Los Angeles Angels v. New York Yankees Photo by Mary DeCicco/MLB Photos via Getty Images

There are two players on the Yankees who had over a 200 wRC+ in 2022. The first is the MVP, Aaron Judge. If you didn’t remember, he hit 62 home runs last year. The other player didn’t hit as many, but may have put on the greatest show we’ve witnessed from a one-year stint in a Yankees uniform. Matt Carpenter had a 217 wRC+ in 154 plate appearances while slugging 15 home runs.

As I watched him this year I thought to myself, man, it would have been great watching Carp in his prime. I never realized how talented he was. There is one specific quality that will make me fall in love with any hitter: those who demonstrate an incredible understanding of matching their plate approach with their swing strengths.

Having a good feel for the strike zone is one thing, but consistently attacking pitches in your ideal bat path is the next level. That is Carpenter’s premium skill. His confidence in an at-bat almost makes him look lackadaisical. He has such a thorough understanding of who he is at the plate that he sometimes looks bored when he takes pitches.

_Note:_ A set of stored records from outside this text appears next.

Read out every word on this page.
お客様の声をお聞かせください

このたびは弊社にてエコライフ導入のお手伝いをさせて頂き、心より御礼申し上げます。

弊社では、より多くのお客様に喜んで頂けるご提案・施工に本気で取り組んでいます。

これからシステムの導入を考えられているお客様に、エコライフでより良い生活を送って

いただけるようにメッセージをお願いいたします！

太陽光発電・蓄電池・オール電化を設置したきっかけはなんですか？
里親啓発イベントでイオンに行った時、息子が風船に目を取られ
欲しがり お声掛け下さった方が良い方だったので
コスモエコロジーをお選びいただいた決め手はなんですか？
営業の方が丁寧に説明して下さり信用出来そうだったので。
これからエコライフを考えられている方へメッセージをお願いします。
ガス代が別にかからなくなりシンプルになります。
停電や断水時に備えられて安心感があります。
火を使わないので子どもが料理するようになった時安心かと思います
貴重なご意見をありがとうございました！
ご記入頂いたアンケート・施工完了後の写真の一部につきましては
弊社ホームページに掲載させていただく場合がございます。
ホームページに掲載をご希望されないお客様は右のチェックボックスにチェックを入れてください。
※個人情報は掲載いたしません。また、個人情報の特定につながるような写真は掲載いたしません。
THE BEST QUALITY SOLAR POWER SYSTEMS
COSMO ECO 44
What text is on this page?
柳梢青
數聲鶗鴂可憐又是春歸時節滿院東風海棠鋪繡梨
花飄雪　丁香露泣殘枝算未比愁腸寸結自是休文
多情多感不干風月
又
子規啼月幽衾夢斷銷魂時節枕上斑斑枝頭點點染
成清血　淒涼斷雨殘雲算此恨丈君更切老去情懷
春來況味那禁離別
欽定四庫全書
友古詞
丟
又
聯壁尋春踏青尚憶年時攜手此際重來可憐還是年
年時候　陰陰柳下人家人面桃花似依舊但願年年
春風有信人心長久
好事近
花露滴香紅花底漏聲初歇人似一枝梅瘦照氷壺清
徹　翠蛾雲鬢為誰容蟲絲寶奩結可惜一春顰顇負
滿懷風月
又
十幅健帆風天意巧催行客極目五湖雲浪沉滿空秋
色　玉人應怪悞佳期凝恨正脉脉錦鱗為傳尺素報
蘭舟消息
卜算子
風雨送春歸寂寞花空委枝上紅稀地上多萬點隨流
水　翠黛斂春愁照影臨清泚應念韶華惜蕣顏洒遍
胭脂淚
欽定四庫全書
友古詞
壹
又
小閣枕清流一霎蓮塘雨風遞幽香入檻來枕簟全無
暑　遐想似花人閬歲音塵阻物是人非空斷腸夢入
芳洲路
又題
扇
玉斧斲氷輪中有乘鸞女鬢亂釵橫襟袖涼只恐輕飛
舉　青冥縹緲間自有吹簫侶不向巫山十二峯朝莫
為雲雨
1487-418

It’s funny and entertaining to watch. The first at-bat that came to my mind that is a perfect representation was a four-pitch sequence against Noah Syndergaard from late May. It’s not like it was a long, fought out at bat. It really was just as simple as Carp taking the right pitches and swinging at the right pitches. It excited me though, because I saw a hitter who looked so comfortable and confident at the plate. Now, let me show you what I’m talking about.

Pitch 1

Well, this was a weird start to an at-bat. Miguel Andújar of all people got a massive jump on a stolen base, though it makes sense when you break it down a little further. Syndergaard takes as long to throw the ball home as any pitcher in the history of the game and Max Stassi has a noodle for an arm. You don’t even need average speed to take a bag from them, and Carpenter was well aware of it when he let this very hittable fastball go on by for a strike. With two outs, he now had a chance to knock a runner in with a single.

Pitch 2

Oh. That pitch was a strike. It moved across the strike zone and Statcast said it ended in it too. But that’s the beauty of pitch framing. Stassi didn’t present this pitch all that well. He popped up, but then dropped his leg awkwardly. That plus Carpenter’s confidence led to a ball call. Carp seemed to be on both of these pitches. He had a leg up heading into the 1-1 count.

Pitch 3

That’s a cookie! Syndergaard was asking to give up a home run here, but Carpenter pulled the trigger a little too quickly. After the first two takes and this swing, I still thought he was in the driver’s seat. Syndergaard’s fastball was moving right across Carpenter’s wheelhouse. All it would take was a slight adjustment for the Yankees designated hitter to keep the pitch fair and elevate it.

Pitch 4

Boom. It was a predictable at-bat from the start. Syndergaard was pounding pitches in Carpenter’s hot zone over and over again. This probably wasn’t intentional! After that, he hung a flat slider on a platter. See what I mean about the at-bat and swing looking so easy? Carpenter didn’t press for one second. He got two hittable pitches around the edges but didn’t feel the need to swing at them. Instead, he waited for pitches in the middle of the plate and made it hurt. Solid approach that led to a long, long inning for Syndergaard. Enjoy this, San Diego. Watching Carpenter hit is an absolute pleasure.